Посидели. Разговор не клеился.
– А у вас, точно, тоска…
– Не весело. С этой больше тоски и грех-то бывает. С ней и головы теряют. Жен нет, ребятишек тоже – к кому поластишься? Душа грубеет.
Скоро все вышли из флигеля на вольный воздух.
– Ну вот, землячки, и посмотрели наше житье-бытье… Каков заводский праздник? – говорили рабочие.
– Не очень чтобы весел.
– То-то и есть! Как тут в слободы не закатишься? Ну, а теперь уважьте нас: примите от нас угощенье… И нам с вами веселее будет.
Пеньковцы-присяжные и фабричные вошли в трактир политичного гласного.
IV
* * *
В трактир пеньковские рабочие вошли как «свои люди» и без стеснения начали располагаться на средней половине.
– Туда бы! – мотнули головами присяжные на серую половину.
– К чему? Мы не люди, что ли? А вам себя и подавно нечего унижать – нам стыд.
– Вы, фабричные, храбры.
– Мы себя знаем.
По случаю праздника в трактире много было народу, и наших присяжных не скоро заметили.

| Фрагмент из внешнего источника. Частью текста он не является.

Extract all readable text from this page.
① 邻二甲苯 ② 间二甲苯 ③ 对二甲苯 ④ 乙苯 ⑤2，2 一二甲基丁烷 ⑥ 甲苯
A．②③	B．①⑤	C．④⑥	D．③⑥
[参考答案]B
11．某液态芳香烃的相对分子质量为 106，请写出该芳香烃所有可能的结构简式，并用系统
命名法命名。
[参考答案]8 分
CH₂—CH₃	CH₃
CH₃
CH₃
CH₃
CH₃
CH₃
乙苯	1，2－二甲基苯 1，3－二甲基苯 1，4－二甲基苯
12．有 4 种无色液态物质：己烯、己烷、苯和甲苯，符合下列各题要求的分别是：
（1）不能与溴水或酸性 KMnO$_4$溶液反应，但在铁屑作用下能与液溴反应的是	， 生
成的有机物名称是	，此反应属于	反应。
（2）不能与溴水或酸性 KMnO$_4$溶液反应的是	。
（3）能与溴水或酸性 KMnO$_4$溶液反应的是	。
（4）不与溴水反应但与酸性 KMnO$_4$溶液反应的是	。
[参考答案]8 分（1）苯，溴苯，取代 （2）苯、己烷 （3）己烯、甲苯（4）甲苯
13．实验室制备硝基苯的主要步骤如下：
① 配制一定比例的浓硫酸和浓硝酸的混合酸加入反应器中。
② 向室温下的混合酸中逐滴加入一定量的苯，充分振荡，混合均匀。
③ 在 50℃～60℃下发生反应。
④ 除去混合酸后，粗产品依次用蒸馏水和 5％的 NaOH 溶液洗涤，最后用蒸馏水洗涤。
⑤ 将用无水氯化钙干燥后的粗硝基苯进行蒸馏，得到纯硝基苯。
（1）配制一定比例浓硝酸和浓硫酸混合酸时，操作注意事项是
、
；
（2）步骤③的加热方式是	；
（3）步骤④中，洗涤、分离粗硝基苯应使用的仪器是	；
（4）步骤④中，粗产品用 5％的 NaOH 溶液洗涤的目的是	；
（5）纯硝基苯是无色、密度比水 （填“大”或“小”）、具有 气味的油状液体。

Им это было по душе, только Недоуздок и Бычков то и дело заглядывали на чистую половину, где заметили Гарькина и шабринских, сидевших среди «господ». Это из ряда вон выходящее обстоятельство очень их интересовало.

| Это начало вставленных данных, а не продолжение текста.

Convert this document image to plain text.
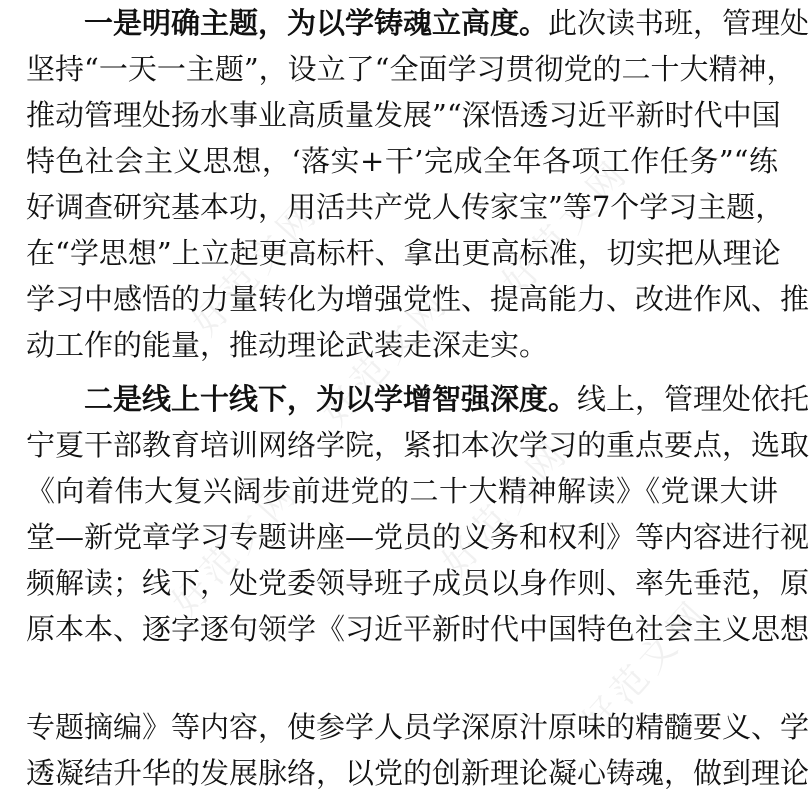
好范文网	好范文网
好范文网
好范文网
好范文网
好范文网
一是明确主题，为以学铸魂立高度。此次读书班，管理处
坚持“一天一主题”，设立了“全面学习贯彻党的二十大精神，
推动管理处扬水事业高质量发展”“深悟透习近平新时代中国
特色社会主义思想，‘落实+干’完成全年各项工作任务”“练
好调查研究基本功，用活共产党人传家宝”等7个学习主题，
在“学思想”上立起更高标杆、拿出更高标准，切实把从理论
学习中感悟的力量转化为增强党性、提高能力、改进作风、推
动工作的能量，推动理论武装走深走实。
二是线上十线下，为以学增智强深度。线上，管理处依托
宁夏干部教育培训网络学院，紧扣本次学习的重点要点，选取
《向着伟大复兴阔步前进党的二十大精神解读》《党课大讲
堂—新党章学习专题讲座—党员的义务和权利》等内容进行视
频解读；线下，处党委领导班子成员以身作则、率先垂范，原
原本本、逐字逐句领学《习近平新时代中国特色社会主义思想
专题摘编》等内容，使参学人员学深原汁原味的精髓要义、学
透凝结升华的发展脉络，以党的创新理论凝心铸魂，做到理论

– Наши бородачки-то… вишь ты! – показал Бычков на шабринских.
– Это все Гарькин их мутит, – заметил Лука Трофимыч. – Кабы не он, разве бы они полезли?

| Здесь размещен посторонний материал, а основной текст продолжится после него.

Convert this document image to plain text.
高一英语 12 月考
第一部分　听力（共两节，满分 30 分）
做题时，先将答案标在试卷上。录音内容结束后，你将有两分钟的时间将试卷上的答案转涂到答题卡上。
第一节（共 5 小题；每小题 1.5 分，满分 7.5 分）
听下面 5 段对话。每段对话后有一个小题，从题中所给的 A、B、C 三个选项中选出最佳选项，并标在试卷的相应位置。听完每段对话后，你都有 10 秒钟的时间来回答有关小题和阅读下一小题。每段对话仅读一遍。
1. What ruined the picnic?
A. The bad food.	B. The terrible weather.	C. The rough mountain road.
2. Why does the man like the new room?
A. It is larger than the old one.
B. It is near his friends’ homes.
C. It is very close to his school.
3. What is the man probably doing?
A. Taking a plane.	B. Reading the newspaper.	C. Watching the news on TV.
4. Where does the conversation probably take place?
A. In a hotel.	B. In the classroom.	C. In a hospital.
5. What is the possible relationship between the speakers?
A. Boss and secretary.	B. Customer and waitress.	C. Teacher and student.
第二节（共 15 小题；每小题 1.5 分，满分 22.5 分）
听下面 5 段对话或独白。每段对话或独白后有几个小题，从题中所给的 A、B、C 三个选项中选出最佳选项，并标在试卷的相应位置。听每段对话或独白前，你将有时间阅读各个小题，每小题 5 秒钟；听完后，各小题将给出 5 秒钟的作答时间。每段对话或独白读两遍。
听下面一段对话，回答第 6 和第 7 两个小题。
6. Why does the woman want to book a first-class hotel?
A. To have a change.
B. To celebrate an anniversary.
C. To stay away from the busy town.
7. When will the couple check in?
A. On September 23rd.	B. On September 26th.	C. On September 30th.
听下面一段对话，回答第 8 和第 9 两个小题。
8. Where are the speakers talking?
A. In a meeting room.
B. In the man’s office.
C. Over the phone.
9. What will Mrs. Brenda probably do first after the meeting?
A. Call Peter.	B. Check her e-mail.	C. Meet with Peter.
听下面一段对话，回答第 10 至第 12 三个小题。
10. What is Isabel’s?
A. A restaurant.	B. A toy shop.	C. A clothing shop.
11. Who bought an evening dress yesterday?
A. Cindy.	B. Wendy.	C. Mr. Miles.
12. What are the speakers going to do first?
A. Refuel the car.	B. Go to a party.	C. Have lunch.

– И вам бы так нужно. Вы наши судьи, – сказали рабочие. – Лезть незачем, а прятаться по углам тоже не к чему.
– Способнее, – объявил Еремей Горшок.
Подали чай. Земляки повели беседу. Теперь уже рабочие отбирали вести во всех подробностях; пеньковцы обстоятельно им докладывали; выступили на сцену Матрены, Дарьи, Авдотьи, дядья Ферапонты и Наумы, тетки, отцы и матери крестные, пока не перебрана была почти половина деревни. Может быть, от родни дело перешло бы к начальству: старостам, писарям, но вполне «обстоятельному» разговору помешали какой-то приказный и мещанин, усевшиеся за соседним столом с полуштофом водки. Мещанин, должно быть, давно признал в пеньковцах присяжных; он несколько раз негодующе что-то ворчал и порывался встать с места, приходя в сильную ажитацию от разговора, который ведут присяжные.
– С-судьи!.. Ха! – взывал мещанин, с горькою иронией подмигивая приказному.
– Я тебе не раз говорил, – утешал приказный. – Одры! Я с ними принял муку, как старшиной был; благородного судили, чиновника! Пойми: титулярный советник. Ты можешь понять?..
– Да нет… Я вас спрошу, можете ли вы, – вдруг вскакивая и не обращая внимания на приказного, налетает мещанин на пеньковцев, искоса презрительным взглядом окидывая чашки, – можете вы понять, ежели… «адва-акат», «эксперты», «предупреждений совести»… теперича опять «юрист»?
Мужики сердито молчат и, стараясь не смотреть на мещанина, усиленно хлебают с блюдечек чай.
– Калачиков бы, хозяин! – спрашивает один из рабочих.
– «Калачиков бы»! – передразнивает мещанин. – С-судьи!..
– Софрон! Оставь! Плюнь! – говорит приказный.